October 23, 1998



New Radicals: Brainwashing You With 'Dangerous Pop'

On a Friday night in Los Angeles, there are quite a few places you don't want to be, and cruising in a car stuck on the Sunset Strip is one of them. Unless, of course, between staring at high- heeled hookers to the left and Hollywood (wannabe) hipsters on the right, you happen to hear your song blaring from a car going in the opposite direction. Not your song as in that Phil Collins song that reminds you of your fifth grade girlfriend or boyfriend, but your song -- the one you wrote, composed, and literally poured your heart and soul into. That's exactly what happened to Gregg Alexander, the mastermind behind New Radicals.
  

"A couple of Saturday nights ago, I was in a car with a couple of buddies of mine," recalls Alexander. "There was way too much traffic on Sunset Blvd. and I heard ["You Get What You Give"] blasting out of a car on the other side. There were all these kids really getting into it. I was a little stoned and was like, 'What the fuck?' It felt like a scene out of those 1950s movies where everybody is hi-fiving each other."
  

If it seemed rather surreal at first, Alexander should be prepared to get used to it. New Radicals' debut album, Maybe You've Been Brainwashed Too (released on Oct. 20 on MCA Records), is poised to spend the better part of 1999 digging its catchy, retro-pop heels into radios nationwide. The video for "You Get What You Give" was deemed BuzzWorthy by the powers that be at MTV, and had an impressive first week at alternative and top 40 radio -- and there are 11 more gems on the album where that came from.
   In a nutshell, New Radicals are on the heels of becoming an overnight sensation. If you are one of the few who hasn't caught the fever yet, think the squawk of a youthful Mick Jagger and the sound of the Blow Monkeys circa Animal Magic. Just don't think Pearl Jam or Nirvana circa anytime.
  

"There is a whole pathetic precedent that if a song is angry, or has loud guitars on it, or somebody is screaming, then it's relevant," says Alexander. "There's no subtlety in that. We all claim to want sophistication in our art or music, yet when a really profound and meaningful dance song comes on, it all of a sudden gets relegated to meaninglessness. So 'You Get What You Give' is trying to break type by having an upbeat, uplifting song with some anger."
   In all fairness, Alexander didn't have all that much to be angry about anyway, growing up in the fairly affluent Detroit suburb of Grosse Point, Mich.

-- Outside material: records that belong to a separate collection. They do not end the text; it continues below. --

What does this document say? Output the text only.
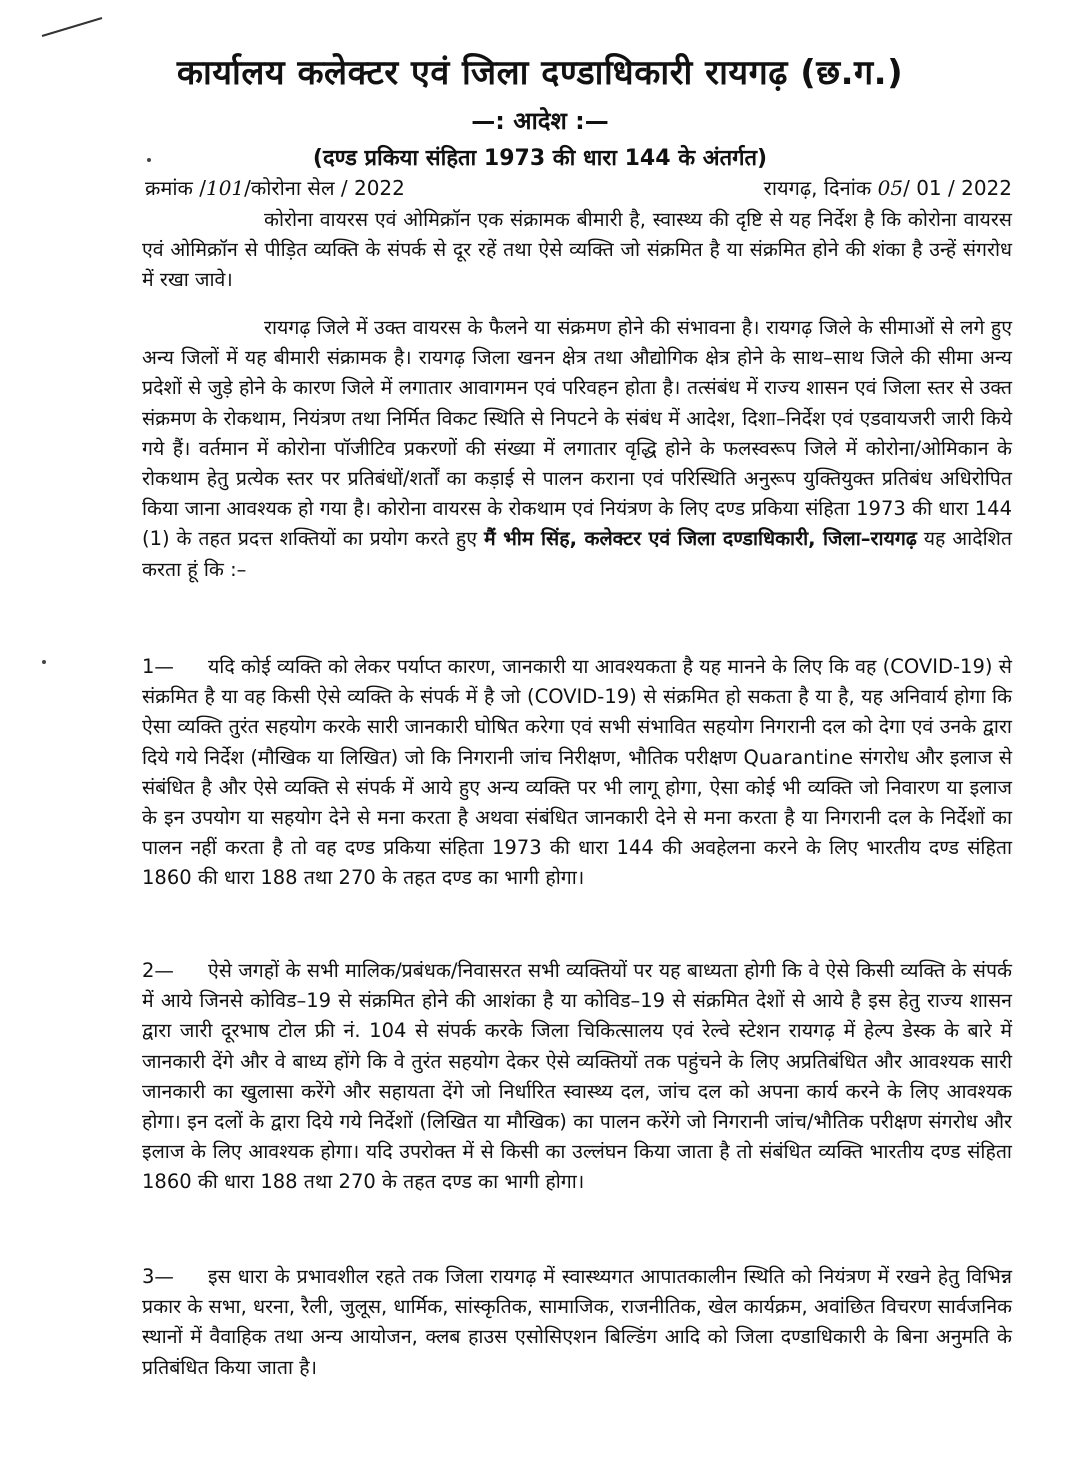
कार्यालय कलेक्टर एवं जिला दण्डाधिकारी रायगढ़ (छ.ग.)
—: आदेश :—
(दण्ड प्रकिया संहिता 1973 की धारा 144 के अंतर्गत)
क्रमांक /101/कोरोना सेल / 2022	रायगढ़, दिनांक 05/ 01 / 2022

कोरोना वायरस एवं ओमिक्रॉन एक संक्रामक बीमारी है, स्वास्थ्य की दृष्टि से यह निर्देश है कि कोरोना वायरस एवं ओमिक्रॉन से पीड़ित व्यक्ति के संपर्क से दूर रहें तथा ऐसे व्यक्ति जो संक्रमित है या संक्रमित होने की शंका है उन्हें संगरोध में रखा जावे।

रायगढ़ जिले में उक्त वायरस के फैलने या संक्रमण होने की संभावना है। रायगढ़ जिले के सीमाओं से लगे हुए अन्य जिलों में यह बीमारी संक्रामक है। रायगढ़ जिला खनन क्षेत्र तथा औद्योगिक क्षेत्र होने के साथ–साथ जिले की सीमा अन्य प्रदेशों से जुड़े होने के कारण जिले में लगातार आवागमन एवं परिवहन होता है। तत्संबंध में राज्य शासन एवं जिला स्तर से उक्त संक्रमण के रोकथाम, नियंत्रण तथा निर्मित विकट स्थिति से निपटने के संबंध में आदेश, दिशा–निर्देश एवं एडवायजरी जारी किये गये हैं। वर्तमान में कोरोना पॉजीटिव प्रकरणों की संख्या में लगातार वृद्धि होने के फलस्वरूप जिले में कोरोना/ओमिकान के रोकथाम हेतु प्रत्येक स्तर पर प्रतिबंधों/शर्तों का कड़ाई से पालन कराना एवं परिस्थिति अनुरूप युक्तियुक्त प्रतिबंध अधिरोपित किया जाना आवश्यक हो गया है। कोरोना वायरस के रोकथाम एवं नियंत्रण के लिए दण्ड प्रकिया संहिता 1973 की धारा 144 (1) के तहत प्रदत्त शक्तियों का प्रयोग करते हुए मैं भीम सिंह, कलेक्टर एवं जिला दण्डाधिकारी, जिला–रायगढ़ यह आदेशित करता हूं कि :–

1— यदि कोई व्यक्ति को लेकर पर्याप्त कारण, जानकारी या आवश्यकता है यह मानने के लिए कि वह (COVID-19) से संक्रमित है या वह किसी ऐसे व्यक्ति के संपर्क में है जो (COVID-19) से संक्रमित हो सकता है या है, यह अनिवार्य होगा कि ऐसा व्यक्ति तुरंत सहयोग करके सारी जानकारी घोषित करेगा एवं सभी संभावित सहयोग निगरानी दल को देगा एवं उनके द्वारा दिये गये निर्देश (मौखिक या लिखित) जो कि निगरानी जांच निरीक्षण, भौतिक परीक्षण Quarantine संगरोध और इलाज से संबंधित है और ऐसे व्यक्ति से संपर्क में आये हुए अन्य व्यक्ति पर भी लागू होगा, ऐसा कोई भी व्यक्ति जो निवारण या इलाज के इन उपयोग या सहयोग देने से मना करता है अथवा संबंधित जानकारी देने से मना करता है या निगरानी दल के निर्देशों का पालन नहीं करता है तो वह दण्ड प्रकिया संहिता 1973 की धारा 144 की अवहेलना करने के लिए भारतीय दण्ड संहिता 1860 की धारा 188 तथा 270 के तहत दण्ड का भागी होगा।

2— ऐसे जगहों के सभी मालिक/प्रबंधक/निवासरत सभी व्यक्तियों पर यह बाध्यता होगी कि वे ऐसे किसी व्यक्ति के संपर्क में आये जिनसे कोविड–19 से संक्रमित होने की आशंका है या कोविड–19 से संक्रमित देशों से आये है इस हेतु राज्य शासन द्वारा जारी दूरभाष टोल फ्री नं. 104 से संपर्क करके जिला चिकित्सालय एवं रेल्वे स्टेशन रायगढ़ में हेल्प डेस्क के बारे में जानकारी देंगे और वे बाध्य होंगे कि वे तुरंत सहयोग देकर ऐसे व्यक्तियों तक पहुंचने के लिए अप्रतिबंधित और आवश्यक सारी जानकारी का खुलासा करेंगे और सहायता देंगे जो निर्धारित स्वास्थ्य दल, जांच दल को अपना कार्य करने के लिए आवश्यक होगा। इन दलों के द्वारा दिये गये निर्देशों (लिखित या मौखिक) का पालन करेंगे जो निगरानी जांच/भौतिक परीक्षण संगरोध और इलाज के लिए आवश्यक होगा। यदि उपरोक्त में से किसी का उल्लंघन किया जाता है तो संबंधित व्यक्ति भारतीय दण्ड संहिता 1860 की धारा 188 तथा 270 के तहत दण्ड का भागी होगा।

3— इस धारा के प्रभावशील रहते तक जिला रायगढ़ में स्वास्थ्यगत आपातकालीन स्थिति को नियंत्रण में रखने हेतु विभिन्न प्रकार के सभा, धरना, रैली, जुलूस, धार्मिक, सांस्कृतिक, सामाजिक, राजनीतिक, खेल कार्यक्रम, अवांछित विचरण सार्वजनिक स्थानों में वैवाहिक तथा अन्य आयोजन, क्लब हाउस एसोसिएशन बिल्डिंग आदि को जिला दण्डाधिकारी के बिना अनुमति के प्रतिबंधित किया जाता है।
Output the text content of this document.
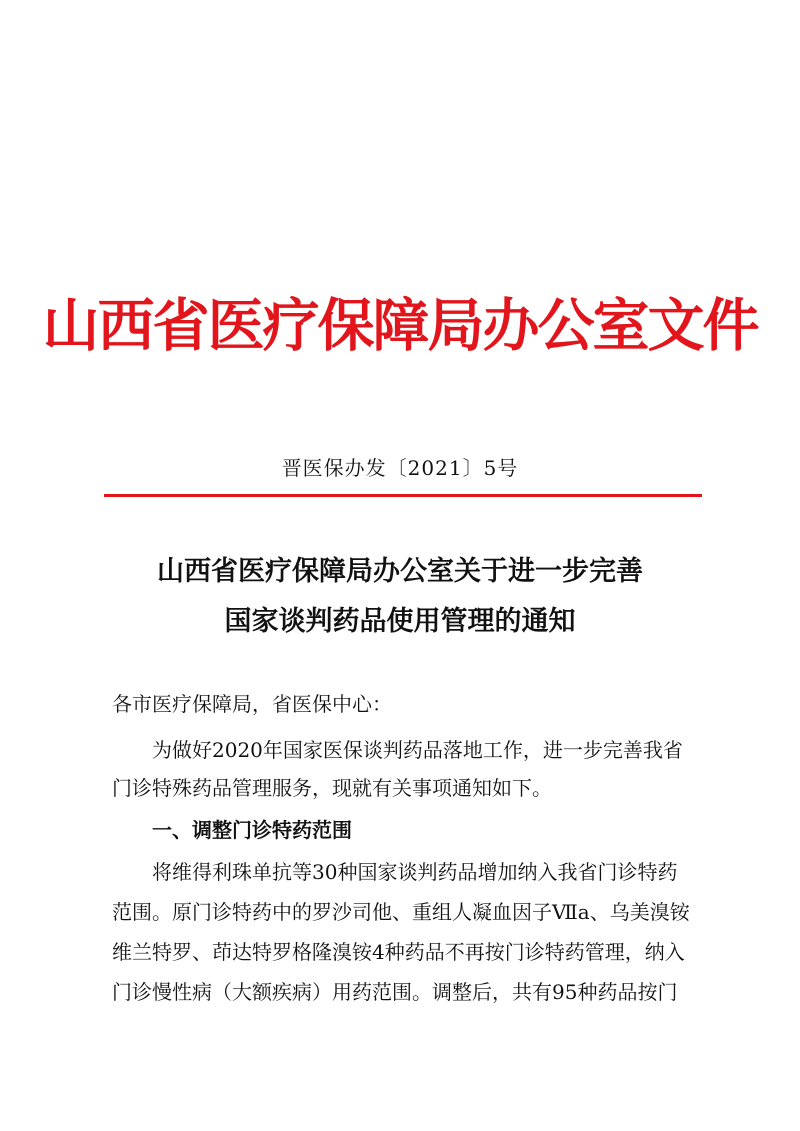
山西省医疗保障局办公室文件
晋医保办发〔2021〕5号
山西省医疗保障局办公室关于进一步完善
国家谈判药品使用管理的通知
各市医疗保障局，省医保中心：
为做好2020年国家医保谈判药品落地工作，进一步完善我省
门诊特殊药品管理服务，现就有关事项通知如下。
一、调整门诊特药范围
将维得利珠单抗等30种国家谈判药品增加纳入我省门诊特药
范围。原门诊特药中的罗沙司他、重组人凝血因子Ⅶa、乌美溴铵
维兰特罗、茚达特罗格隆溴铵4种药品不再按门诊特药管理，纳入
门诊慢性病（大额疾病）用药范围。调整后，共有95种药品按门
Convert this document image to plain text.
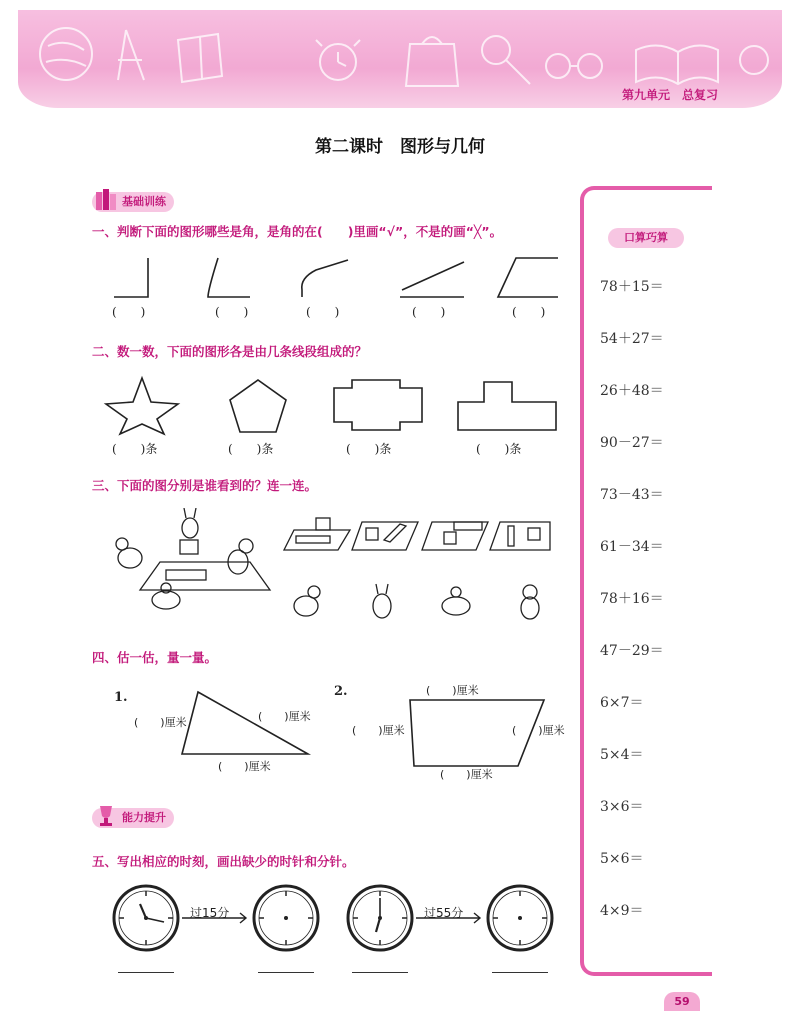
第九单元　总复习
第二课时　图形与几何
基础训练
一、判断下面的图形哪些是角，是角的在(　　)里画“√”，不是的画“╳”。
(　　)	(　　)	(　　)	(　　)	(　　)
二、数一数，下面的图形各是由几条线段组成的？
(　　)条	(　　)条	(　　)条	(　　)条
三、下面的图分别是谁看到的？连一连。
四、估一估，量一量。
1.	2.
(　　)厘米	(　　)厘米
(　　)厘米
(　　)厘米
(　　)厘米	(　　)厘米
(　　)厘米
能力提升
五、写出相应的时刻，画出缺少的时针和分针。
过15分	过55分
口算巧算
78＋15＝
54＋27＝
26＋48＝
90－27＝
73－43＝
61－34＝
78＋16＝
47－29＝
6×7＝
5×4＝
3×6＝
5×6＝
4×9＝
59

The son of a plumber father and Jehovah's Witness mother, it took Alexander three previous tries to figure out his current formula. He had two albums on A&M Records as Gregg Alexander (1989's Save Me from Myself and Michigan Rain), both of which are described as "ambitious songs with a Phil Spector- like production approach" by Alexander's manager, and one on Epic Records three years later (Intoxifornication).
  

Alexander has spent the majority of his 20s on the road (he drove across the country 12 times, including once with his mother), and the 28- year- old has seen a lot in his day as a result. Like the time he was caught somewhere in Kansas with 240 cases of individually- wrapped apple sauces in the trunk of his convertible (don't ask) or the time he got frostbite from running barefoot out into the stone cold Michigan winter looking for his miniature schnauzer. With fodder like that, it's no wonder there's a wealth of potential chart- toppers on his latest offering.
  

On Maybe You've Been Brainwashed Too, Alexander wastes no breath shoving his opinions down our throats via near- perfect pop accolades, and in person, he ain't too shy either. Some of his quotes may be hard to swallow on the surface, like this one:

"We have a whole middle class in America who
think that they're just rocking and rolling because we
all have a VCR and we can rent as many movies we
want per week from Blockbuster, and can go on vacation
once or twice a year".
Or this:
"Anyone who knows what they are doing past the
age of 21 years old, who chooses to stay in this medium,
has to be a live wire, because it's not
exactly conducive to a carefree life."
 

But that's the way Alexander's mind works -- about 500 mph faster than the rest of us. Maybe You've Been Brainwashed Too is the beautiful aftermath of those thoughts, even if it won't be a hit with the angry- cum- louder crowd.
  

"It's obvious -- but uncool -- to say in this day and age, when you actually speak in uplifting generalizations, there is a danger of it being considered trite, so that was one of the motivations for me in making what I consider one of the most dangerous pop records to come along in a while," says Alexander. "But it will really be up to the machine to see if it gets through to second and third base."